The supporting study was similar in design to OECD testing guideline 452 (Modderman, 1993; Leroy and Dupas, 1984). Lycasin® 80/55 (7.0% sorbitol, 52.5% maltitol, 22.5% tri- to hexasaccharides, and 17.5% higher-order hydrogenated saccharides) at 0 (control) or 18% in water was administered in drinking water to Sprague-Dawley rats for a period of 24 months. Fifty (50) animals per sex were included in each group. Endpoints assessed included clinical signs, body weight, water consumption, haematology, clinical chemistry, urinalysis, gross pathology, and histopathology. Diarrhea was observed in early stages in dosed group, which disappeared by the fourth week and mean body weight was significantly lower in the dosed group in the early stage of dosing period. In addition, food consumption was significantly lower and beverage consumption was higher in the dosed group.
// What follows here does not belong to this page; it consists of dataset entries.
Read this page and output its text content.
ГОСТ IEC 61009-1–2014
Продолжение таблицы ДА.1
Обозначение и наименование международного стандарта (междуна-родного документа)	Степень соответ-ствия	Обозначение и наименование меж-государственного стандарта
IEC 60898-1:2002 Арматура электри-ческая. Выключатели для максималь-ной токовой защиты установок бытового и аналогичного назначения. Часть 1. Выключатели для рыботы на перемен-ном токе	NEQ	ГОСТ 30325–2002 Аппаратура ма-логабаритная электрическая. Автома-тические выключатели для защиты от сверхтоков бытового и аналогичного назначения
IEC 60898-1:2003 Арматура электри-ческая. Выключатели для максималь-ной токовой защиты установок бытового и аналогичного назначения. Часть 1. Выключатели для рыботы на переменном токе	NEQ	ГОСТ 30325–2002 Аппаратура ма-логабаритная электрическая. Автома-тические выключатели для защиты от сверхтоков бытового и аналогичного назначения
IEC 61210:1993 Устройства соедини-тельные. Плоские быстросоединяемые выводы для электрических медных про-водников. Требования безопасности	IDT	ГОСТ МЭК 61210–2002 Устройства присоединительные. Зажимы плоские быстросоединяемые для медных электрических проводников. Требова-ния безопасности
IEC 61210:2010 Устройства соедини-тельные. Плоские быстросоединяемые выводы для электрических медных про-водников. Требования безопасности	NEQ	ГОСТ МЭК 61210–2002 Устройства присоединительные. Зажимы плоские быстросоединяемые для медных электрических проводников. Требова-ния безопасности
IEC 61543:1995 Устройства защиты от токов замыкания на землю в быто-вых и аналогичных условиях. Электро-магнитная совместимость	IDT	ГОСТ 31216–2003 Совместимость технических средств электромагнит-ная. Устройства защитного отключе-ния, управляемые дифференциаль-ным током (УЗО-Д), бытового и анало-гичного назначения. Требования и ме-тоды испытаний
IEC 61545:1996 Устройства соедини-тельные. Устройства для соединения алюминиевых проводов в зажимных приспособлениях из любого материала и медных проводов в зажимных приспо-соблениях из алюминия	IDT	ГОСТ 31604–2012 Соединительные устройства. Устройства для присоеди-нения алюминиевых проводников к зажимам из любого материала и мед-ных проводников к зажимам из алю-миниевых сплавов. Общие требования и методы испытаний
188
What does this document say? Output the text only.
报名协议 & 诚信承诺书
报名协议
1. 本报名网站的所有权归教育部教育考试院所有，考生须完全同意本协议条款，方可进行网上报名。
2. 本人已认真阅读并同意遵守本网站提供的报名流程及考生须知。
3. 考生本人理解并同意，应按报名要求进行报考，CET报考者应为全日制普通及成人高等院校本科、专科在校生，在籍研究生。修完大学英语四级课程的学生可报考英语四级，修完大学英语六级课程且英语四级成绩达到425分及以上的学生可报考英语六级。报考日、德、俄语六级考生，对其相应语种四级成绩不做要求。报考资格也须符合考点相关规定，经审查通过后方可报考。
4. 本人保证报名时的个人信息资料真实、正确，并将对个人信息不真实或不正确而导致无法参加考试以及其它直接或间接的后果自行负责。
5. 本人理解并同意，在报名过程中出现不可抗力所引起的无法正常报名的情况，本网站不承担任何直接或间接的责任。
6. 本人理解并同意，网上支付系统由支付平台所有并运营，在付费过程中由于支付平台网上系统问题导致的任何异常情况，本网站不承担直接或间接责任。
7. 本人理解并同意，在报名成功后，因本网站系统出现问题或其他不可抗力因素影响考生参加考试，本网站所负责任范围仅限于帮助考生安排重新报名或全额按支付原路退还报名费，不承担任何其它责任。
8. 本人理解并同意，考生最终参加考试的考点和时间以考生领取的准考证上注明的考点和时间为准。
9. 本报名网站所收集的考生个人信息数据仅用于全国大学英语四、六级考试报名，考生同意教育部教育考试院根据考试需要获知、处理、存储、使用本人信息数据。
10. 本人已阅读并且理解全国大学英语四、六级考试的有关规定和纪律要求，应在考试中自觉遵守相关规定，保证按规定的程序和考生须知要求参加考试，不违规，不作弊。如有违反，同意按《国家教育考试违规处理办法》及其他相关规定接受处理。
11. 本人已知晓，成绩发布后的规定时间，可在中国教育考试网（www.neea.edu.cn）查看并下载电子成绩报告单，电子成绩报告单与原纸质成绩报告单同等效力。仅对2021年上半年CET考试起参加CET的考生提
A significant decrease in the concentration of electrolytes in the urinalysis parameter and a significant increase in the relative cecum weight of the dosed group were observed. The authors commented that these observations have been observed commonly in feeding studies involving slowly digestible carbohydrates and polyols and have been correlated with adaptive responses to the low digestibility of the test substances. The authors further commented that these changes have been not correlated to any other specific toxicological characteristic of these substances. NOAEL values were not reported by the study authors. Review of the study data suggested that a NOAEL value of 18% in drinking water can be considered in male and female rats, based on the lack of toxicological effects.

Justification for classification or non-classification

The notifiable substance did not exhibit significant toxic effects arising from a repeated exposure. As a result, the substance does not meet the criteria for classification according to Regulation (EC) No 1272/2008, Annex I section 3.9.